Paul Wolfowitz has given an exclusive interview to the BBC World Service to try to explain why he is leaving the World Bank. He says the media and an overheated atmosphere were to blame, and uses his airtime to justify his record at the Bank in general and on the Riza affair. He refuses to be drawn on how his successor should be chosen but agrees that African countries are “under-represented” at the Bank.
Responding to a question about whether he was hounded out because people did not like him or his track record, Wolfowitz commented: “I think it tells us more about the media than about the bank.
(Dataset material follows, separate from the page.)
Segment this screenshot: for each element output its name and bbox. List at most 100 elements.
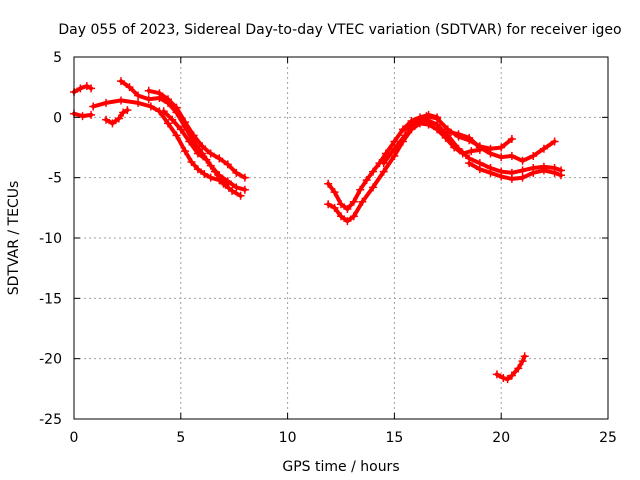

People were reacting to a whole string of inaccurate statements and by the time we got to anything approximating accuracy the passions were around the bend.” (Listen to the interview here).
He makes a jab at the “wonderful comfortable conditions in Washington” where Bank staff operate, says the good Bank staff are those working in the field, and agrees the Bank has some “governance issues” that need addressing.
When the interviewer asked how Wolfowitz’s successor should be chosen the outgoing president ducked rapidly, saying that his opinion would not be worth much.
He also ducked various other questions about his difficulties at the Bank which led to his ejection. He preferred, he said, to look to the future. This, according to the interview, will consist of Wolfowitz working on development in either a philanthropic or private sector capacity.
Commenting on the interview on BBC Radio 4 (listen here) Professor Robert Wade of the London School of Economics gave a clear account of the reasons why Wolfowitz had to walk. Wade spoke of Wolfowitz’s “undisguised contempt for the World Bank’s management” and of the “brutal and often arbitrary decisions” Wolfowitz’s lieutenants brought in from the Pentagon and U.S. Vice President’s office. Wade’s carefully chosen formula was that the World Bank president had a “simplistic” view of corruption in developing countries and had himself “corrupted the World Bank’s checks and balances”.